DannoHung · on April 24, 2015

So, unlike doty said below, we shouldn't treat SSDs like a faster form of spinning rust?

Where do we find real advice about how to best utilize SSD?

baruch · on April 24, 2015

Unless you are optimizing for a specific SSD with known quantities there is no real way to do that.

The high-level optimizations are important: * Choose a good SSD * Read and Write in "page" multiples and "page" aligned * Use lots of parallel IOs (high queue depth) * Do not put unrelated data in the same "page"

A page used to be 4KB, SSDs are now switching to 8KB and will switch to 16KB later on. Just pick a reasonable size around that (16KB if you can do it will last you a while). Don't sweat the page multiples too much, the SSDs will most likely have to handle 4KB pages for a long while due to databases and such so they will keep some optimization around that size anyhow, it will make it easier for them if you use a larger size.

I wouldn't heed any of the advice on single-threading, the biggest performance boost comes from parallelism and writes are anyway buffered by the SSD (a good SSD has a super-cap to have a good sized write cache).

baruch · on April 24, 2015

There is unfortunately no good place to do that.

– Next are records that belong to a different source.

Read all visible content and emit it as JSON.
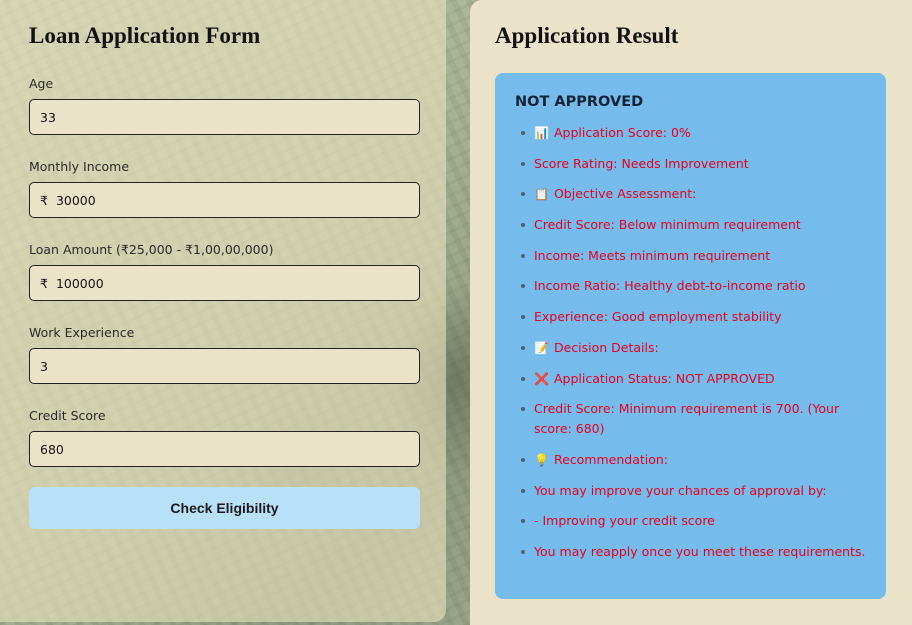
{
  "form": {
    "title": "Loan Application Form",
    "fields": [
      {
        "label": "Age",
        "prefix": "",
        "value": "33"
      },
      {
        "label": "Monthly Income",
        "prefix": "₹",
        "value": "30000"
      },
      {
        "label": "Loan Amount (₹25,000 - ₹1,00,00,000)",
        "prefix": "₹",
        "value": "100000"
      },
      {
        "label": "Work Experience",
        "prefix": "",
        "value": "3"
      },
      {
        "label": "Credit Score",
        "prefix": "",
        "value": "680"
      }
    ],
    "submit_label": "Check Eligibility"
  },
  "result": {
    "title": "Application Result",
    "status": "NOT APPROVED",
    "items": [
      {
        "icon": "📊",
        "icon_name": "chart-icon",
        "text": "Application Score: 0%"
      },
      {
        "icon": "",
        "icon_name": "",
        "text": "Score Rating: Needs Improvement"
      },
      {
        "icon": "📋",
        "icon_name": "clipboard-icon",
        "text": "Objective Assessment:"
      },
      {
        "icon": "",
        "icon_name": "",
        "text": "Credit Score: Below minimum requirement"
      },
      {
        "icon": "",
        "icon_name": "",
        "text": "Income: Meets minimum requirement"
      },
      {
        "icon": "",
        "icon_name": "",
        "text": "Income Ratio: Healthy debt-to-income ratio"
      },
      {
        "icon": "",
        "icon_name": "",
        "text": "Experience: Good employment stability"
      },
      {
        "icon": "📝",
        "icon_name": "memo-icon",
        "text": "Decision Details:"
      },
      {
        "icon": "❌",
        "icon_name": "cross-mark-icon",
        "text": "Application Status: NOT APPROVED"
      },
      {
        "icon": "",
        "icon_name": "",
        "text": "Credit Score: Minimum requirement is 700. (Your score: 680)"
      },
      {
        "icon": "💡",
        "icon_name": "light-bulb-icon",
        "text": "Recommendation:"
      },
      {
        "icon": "",
        "icon_name": "",
        "text": "You may improve your chances of approval by:"
      },
      {
        "icon": "",
        "icon_name": "",
        "text": "- Improving your credit score"
      },
      {
        "icon": "",
        "icon_name": "",
        "text": "You may reapply once you meet these requirements."
      }
    ]
  },
  "colors": {
    "result_card": "#75bcec",
    "result_text": "#e8001d",
    "button": "#b9e0f9",
    "panel": "#ebe3c9"
  }
}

I work in an enterprise setting and get to talk to the ssd vendors and fish for details on how to best use their ssds and I still find it hard to get full information. Sometimes I wonder if there can even be a single compendium of knowledge about ssds. There are just so many moving parts in there that I doubt the ssd vendors themselves know what is really happening. Many times there are strange behaviors that we hit and then the vendors get to debug their ssds and explain new things about what just happened.

One effect that I can attest to is that I know quite a bit about the ssd inner-workings (or at least how it shows to the outside world, never saw an ssd firmware source line) but it would be very hard for me to sit down and write something about all aspects. I can however answer questions when needed.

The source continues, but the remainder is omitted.